UCSB Study on Sibling Detection Mechanism Highlighted in 'Nature'

Fundamental theories in evolutionary biology have long proposed that biological kinship is the foundation of the family unit. It not only creates the sense of altruism that exists among genetically related family members, but also establishes boundaries regarding sexual relations within the nuclear family. Questions have persisted, however, regarding the means by which humans recognize family members -- particularly siblings -- as close genetic relatives.

A team of researchers at the University of California, Santa Barbara, has found evidence of a nonconscious mechanism in the human brain that identifies genetic siblings on the basis of cues that guided our hunter-gatherer ancestors. Their findings will be published in the February 15 issue of the science journal Nature. In a study involving more than 600 test subjects, the researchers found that people felt more altruistic toward individuals this mechanism recognized as siblings, and, at the same time, felt a greater aversion to engaging in incestuous sexual relations with them.

"The old thinking was that Darwinism applied to humans physically, but not socially. Now we see the evolution of a mechanism that finely regulates important aspects of human social behavior," said John Tooby, professor of anthropology and co-director of the Center for Evolutionary Psychology at UCSB. He completed the study with Leda Cosmides, professor of psychology and also co-director of the Center for Evolutionary Psychology, and Debra Lieberman, a former student at the center and now a professor of psychology at the University of Hawaii. Mechanisms such as the one identified in the current study have been found in many species, he added, but their existence in humans had been a matter of controversy.

According to the researchers, the development of altruism between siblings is a result of natural selection, as are their aversions to sexual relations with one another and their aversion to sexual relations among siblings in general. The study's findings indicate these sensibilities are not primarily a result of socialization by parents or peers, but of motivational systems that evolved to respond to cues of genetic relatedness.

The question the researchers sought to answer was how siblings recognize their close genetic matches. Drawing on the socioecology of ancestral human foragers they found the answer in a set of cues that enable humans to identify their brothers and sisters as siblings. For older siblings, what the researchers refer to as "maternal perinatal association" -- seeing their mothers care for infant siblings -- activates the mechanism in the brain, which, in turn, increases feelings of both altruism and sexual aversion toward younger brothers and sisters.

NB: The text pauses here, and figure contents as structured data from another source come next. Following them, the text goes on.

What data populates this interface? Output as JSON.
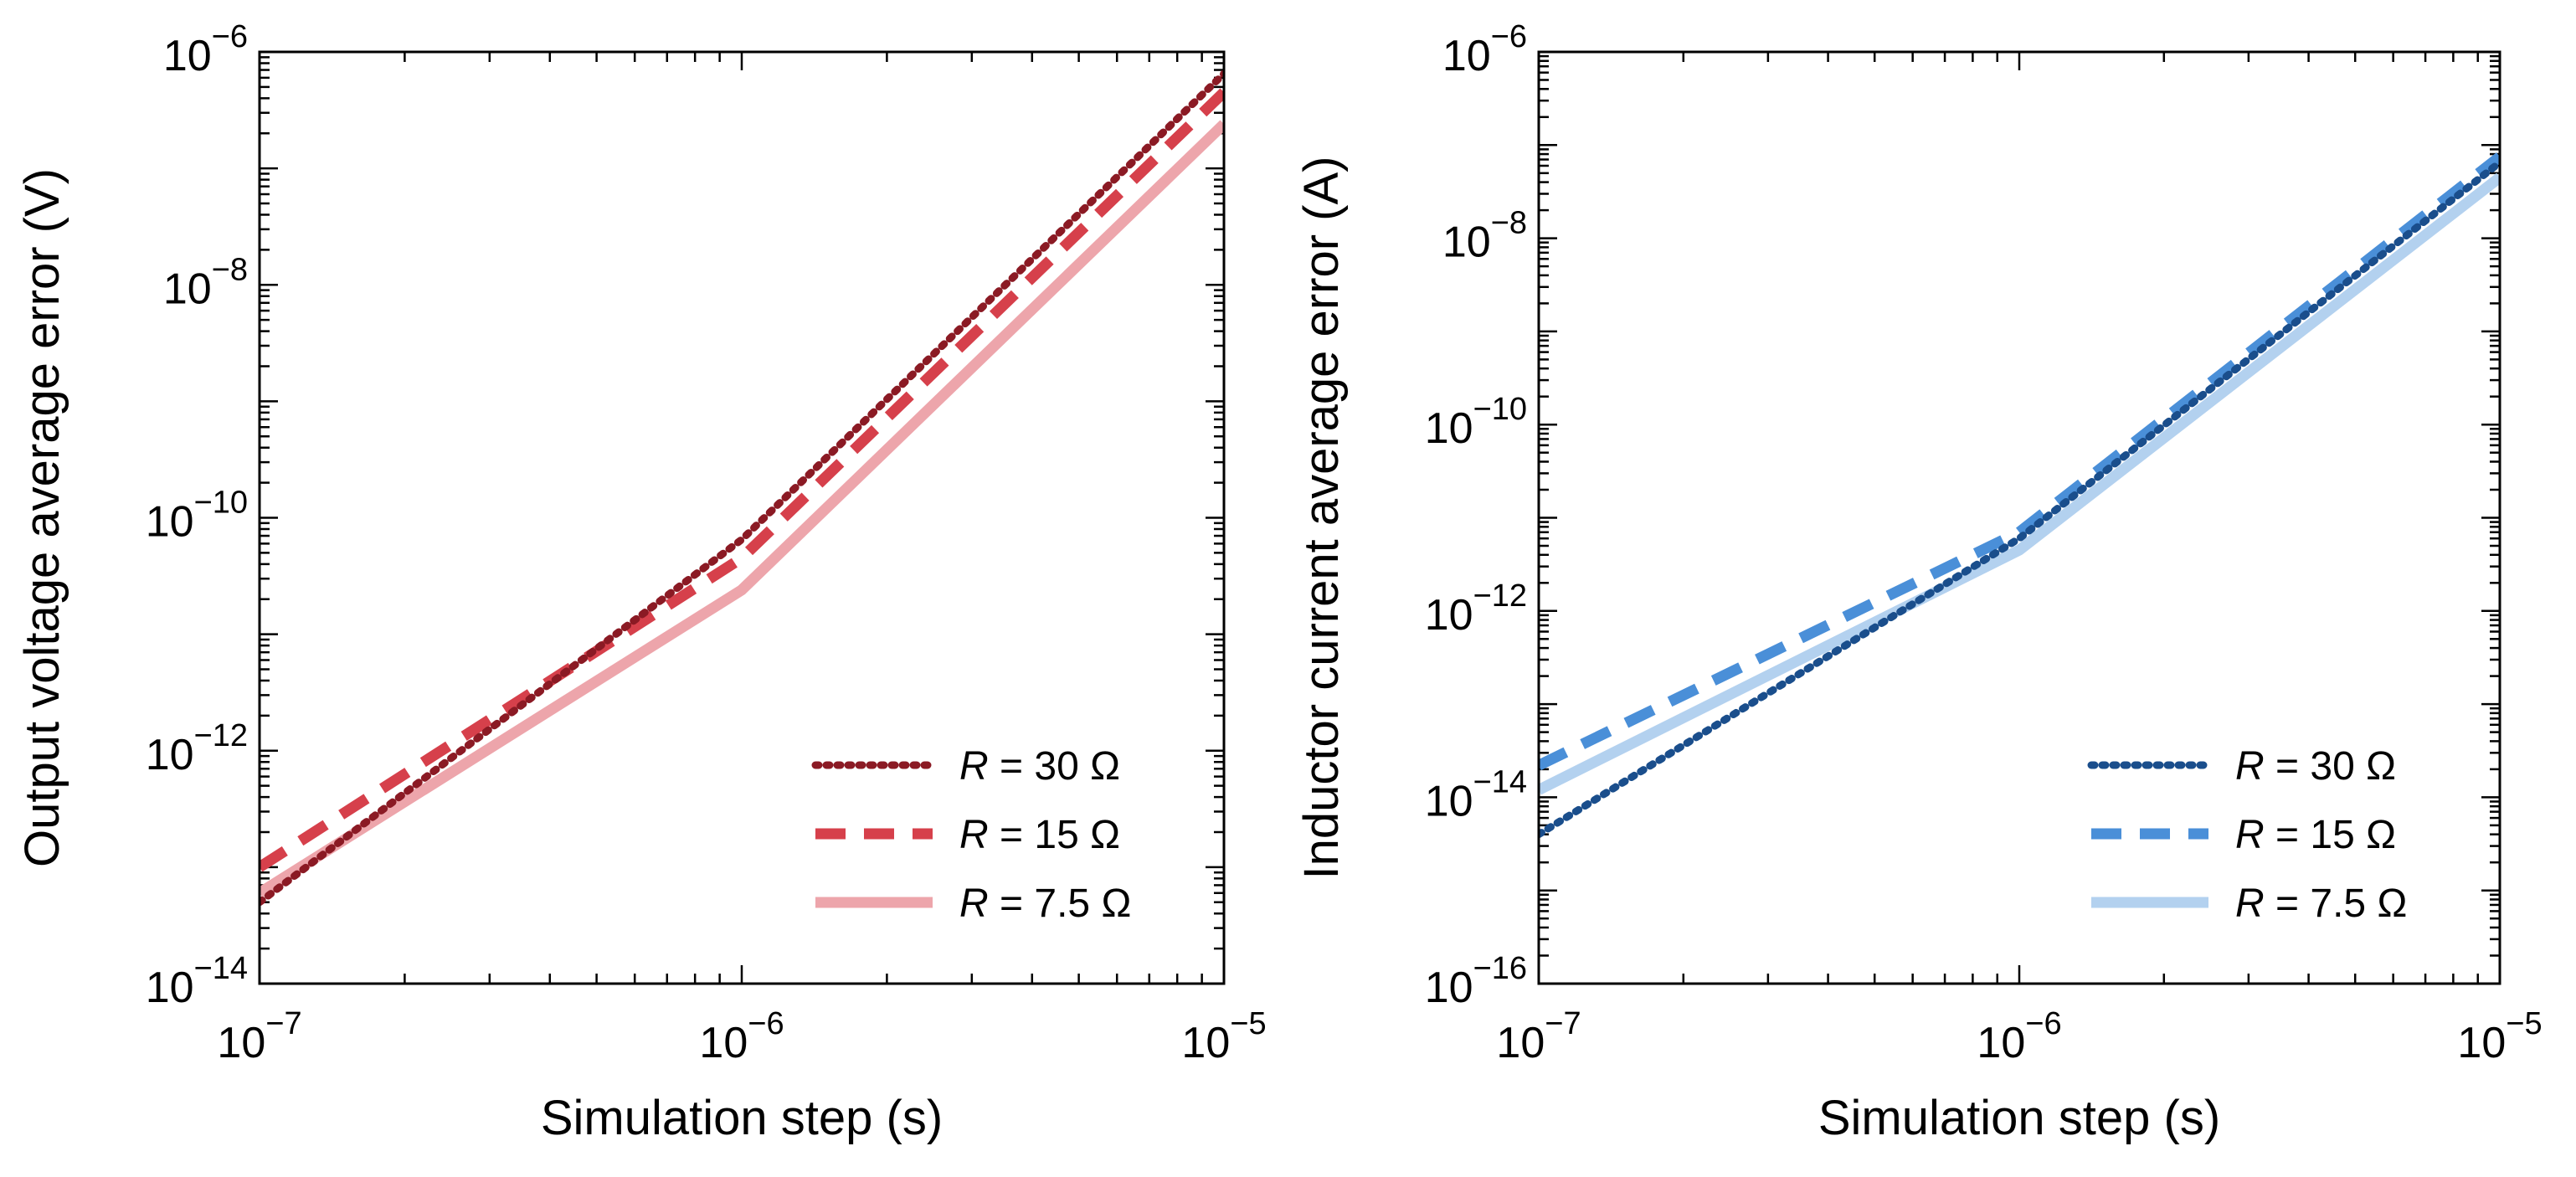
{
  "chart_data": [
    {
      "type": "line",
      "xscale": "log",
      "yscale": "log",
      "xlabel": "Simulation step (s)",
      "ylabel": "Output voltage average error (V)",
      "xlim": [
        1e-07,
        1e-05
      ],
      "ylim": [
        1e-14,
        1e-06
      ],
      "x": [
        1e-07,
        1e-06,
        1e-05
      ],
      "xticks": [
        {
          "value": 1e-07,
          "base": "10",
          "exp": "−7"
        },
        {
          "value": 1e-06,
          "base": "10",
          "exp": "−6"
        },
        {
          "value": 1e-05,
          "base": "10",
          "exp": "−5"
        }
      ],
      "yticks": [
        {
          "value": 1e-14,
          "base": "10",
          "exp": "−14"
        },
        {
          "value": 1e-12,
          "base": "10",
          "exp": "−12"
        },
        {
          "value": 1e-10,
          "base": "10",
          "exp": "−10"
        },
        {
          "value": 1e-08,
          "base": "10",
          "exp": "−8"
        },
        {
          "value": 1e-06,
          "base": "10",
          "exp": "−6"
        }
      ],
      "legend_position": "bottom-right",
      "series": [
        {
          "name": "R = 30 Ω",
          "var": "R",
          "rest": " = 30 Ω",
          "color": "#8b1a24",
          "dash": "dot",
          "values": [
            5e-14,
            6.5e-11,
            6.5e-07
          ]
        },
        {
          "name": "R = 15 Ω",
          "var": "R",
          "rest": " = 15 Ω",
          "color": "#d6404b",
          "dash": "dash",
          "values": [
            1e-13,
            4.5e-11,
            4.5e-07
          ]
        },
        {
          "name": "R = 7.5 Ω",
          "var": "R",
          "rest": " = 7.5 Ω",
          "color": "#eda5ab",
          "dash": "solid",
          "values": [
            6e-14,
            2.4e-11,
            2.4e-07
          ]
        }
      ]
    },
    {
      "type": "line",
      "xscale": "log",
      "yscale": "log",
      "xlabel": "Simulation step (s)",
      "ylabel": "Inductor current average error (A)",
      "xlim": [
        1e-07,
        1e-05
      ],
      "ylim": [
        1e-16,
        1e-06
      ],
      "x": [
        1e-07,
        1e-06,
        1e-05
      ],
      "xticks": [
        {
          "value": 1e-07,
          "base": "10",
          "exp": "−7"
        },
        {
          "value": 1e-06,
          "base": "10",
          "exp": "−6"
        },
        {
          "value": 1e-05,
          "base": "10",
          "exp": "−5"
        }
      ],
      "yticks": [
        {
          "value": 1e-16,
          "base": "10",
          "exp": "−16"
        },
        {
          "value": 1e-14,
          "base": "10",
          "exp": "−14"
        },
        {
          "value": 1e-12,
          "base": "10",
          "exp": "−12"
        },
        {
          "value": 1e-10,
          "base": "10",
          "exp": "−10"
        },
        {
          "value": 1e-08,
          "base": "10",
          "exp": "−8"
        },
        {
          "value": 1e-06,
          "base": "10",
          "exp": "−6"
        }
      ],
      "legend_position": "bottom-right",
      "series": [
        {
          "name": "R = 30 Ω",
          "var": "R",
          "rest": " = 30 Ω",
          "color": "#1a4e8c",
          "dash": "dot",
          "values": [
            4e-15,
            6e-12,
            6.5e-08
          ]
        },
        {
          "name": "R = 15 Ω",
          "var": "R",
          "rest": " = 15 Ω",
          "color": "#4a8fd8",
          "dash": "dash",
          "values": [
            2.2e-14,
            7e-12,
            7.5e-08
          ]
        },
        {
          "name": "R = 7.5 Ω",
          "var": "R",
          "rest": " = 7.5 Ω",
          "color": "#b3d1ef",
          "dash": "solid",
          "values": [
            1.2e-14,
            4.5e-12,
            4.5e-08
          ]
        }
      ]
    }
  ]
}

This cue, however, is unavailable to younger siblings whose birth order precludes the opportunity of watching their mothers care for older brothers and sisters. For these siblings, the mechanism is triggered by the amount of time they live together as

a family during the period from the younger siblings' infancy through adolescence. The researchers found that this "co-residence" regulates sibling altruism and sexual aversion toward adopted and step-siblings as well -- individuals whom the subjects consciously believe to be genetically unrelated. "This shows that the mechanism operates independently of our beliefs about kinship," Cosmides said. "The cues regulate sibling altruism and sexual aversion, no matter what we believe."

The discovery of a mechanism designed to make family relationships non-erotic casts doubt on Sigmund Freud's view that family members are the first and most powerful objects of sexual desire, say the authors.

It also helps to settle a long-running debate in anthropology about whether family relationships are socially created purely by culture, or whether evolved mechanisms in the brain play a role.

The results of the study could also have implications for health care professionals such as psychiatrists and psychologists who treat victims of incest and those who commit it.

"The theory gives a means of identifying who might be at risk," said Tooby. "Siblings who have lived separately for long periods of time have not been exposed to the cues the brain uses to determine who is a sibling. This may offer an explanation as to why someone might have an inclination toward incest."

It also suggests, he says, ways of building families that would be more strongly and reliably linked together by bonds of affection.